Hino Kumazō (日野 熊蔵, Hino Kumazō) was a Japanese inventor and aviation pioneer. His most famous invention is the 1908 Hino–Komuro pistol.

==Biography==
Hino was born in Hitoyoshi, Kumamoto, as the eldest son of the samurai of Sagara Domain. After attending military preparatory schools, he graduated from the 10th class of the Imperial Japanese Army Academy in 1898. He invented the Hino–Komuro pistol in 1908 together with acquaintance and investor Tomojiro Komuro, after extensive research on patents for pistols in the United States and United Kingdom. However, during testing, two accidents caused by structural defects left him with severe injuries to his left hand, including the loss of a finger.

In 1909, Hino joined Yoshitoshi Tokugawa in France to study aeronautical engineering and military applications for the use of aircraft in combat. He was unable to purchase an aircraft engine in France, and moved to Germany on July 25, where he learned flight control skills at Johannisthal Air Field and purchased a Grade monoplane, which he shipped back to Japan. On 14 December 1910 he flew Japan's first successful aircraft flight at Yoyogi Parade Ground where Tokyo's Yoyogi Park is now located; however, as the 60-meter flight was unpowered and had few witnesses, it received very little publicity. On 19 December 1910, Yoshitoshi Tokugawa flew Japan's first successful powered aircraft flight at Yoyogi Parade Ground, which was by contrast high-publicized, and Hino's earlier flight was all but forgotten. Tokugawa and Hino promoted the new technology to the Imperial Japanese Army General Staff and helped establish the Imperial Japanese Army Air Service, with Tokugawa going on to receive accolades and promotion and Hino working in obscurity attempting to develop a domestic aircraft design and aircraft engine. Hino was promoted to major in 1911, but was immediately demoted to a lower position of authority over his failure to produce a successful aircraft, mounting debts, and an embarrassing situation in which he forgot about a scheduled visit by a member of the Imperial family, Prince Takehiko Yamashina to view aircraft development. In 1916, he was transferred to the Koishikawa Arsenal and in 1918 was promoted to lieutenant colonel on taking voluntary retirement as responsibility for a subordinate's blunder. After that, he tried to make a living as an inventor in the private sector, but many of his inventions did not come to practical use, and he suffered from tuberculosis.

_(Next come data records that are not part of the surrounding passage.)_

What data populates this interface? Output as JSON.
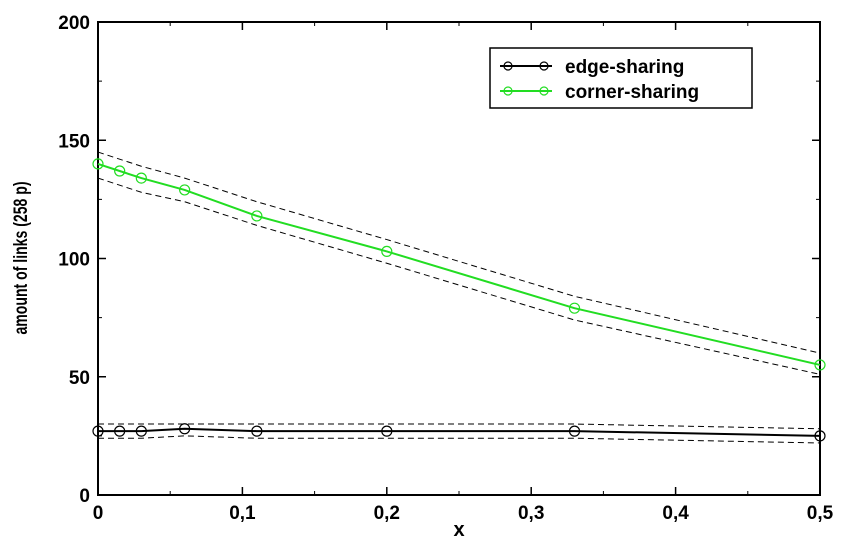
{
  "chart_data": {
    "type": "line",
    "title": "",
    "xlabel": "x",
    "ylabel": "amount of links  (258 p)",
    "xlim": [
      0,
      0.5
    ],
    "ylim": [
      0,
      200
    ],
    "x_ticks": [
      "0",
      "0,1",
      "0,2",
      "0,3",
      "0,4",
      "0,5"
    ],
    "x_tick_values": [
      0,
      0.1,
      0.2,
      0.3,
      0.4,
      0.5
    ],
    "y_ticks": [
      "0",
      "50",
      "100",
      "150",
      "200"
    ],
    "y_tick_values": [
      0,
      50,
      100,
      150,
      200
    ],
    "grid": false,
    "legend_position": "top-right",
    "x": [
      0,
      0.015,
      0.03,
      0.06,
      0.11,
      0.2,
      0.33,
      0.5
    ],
    "series": [
      {
        "name": "edge-sharing",
        "color": "#000000",
        "marker": "open-circle",
        "values": [
          27,
          27,
          27,
          28,
          27,
          27,
          27,
          25
        ],
        "bounds_upper": [
          30,
          30,
          30,
          30,
          30,
          30,
          30,
          28
        ],
        "bounds_lower": [
          24,
          24,
          24,
          25,
          24,
          24,
          24,
          22
        ]
      },
      {
        "name": "corner-sharing",
        "color": "#22dd22",
        "marker": "open-circle",
        "values": [
          140,
          137,
          134,
          129,
          118,
          103,
          79,
          55
        ],
        "bounds_upper": [
          145,
          142,
          139,
          134,
          124,
          108,
          84,
          60
        ],
        "bounds_lower": [
          134,
          131,
          128,
          124,
          114,
          98,
          74,
          51
        ]
      }
    ]
  }
}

In 1933, Hino developed a design for a helicopter, followed by a ramjet engine in 1935 and the design for a tailless aircraft which was the basis for the Kimura HK-1 and the Kayaba Ku-2 gliders. In 1941, he developed a design of an automatic rifle. From 1942, he turned his attention to rocket development.

Most of his records were lost in the Bombing of Tokyo in 1945, when his home was destroyed, leaving him destitute. Hino died in 1946 of malnutrition.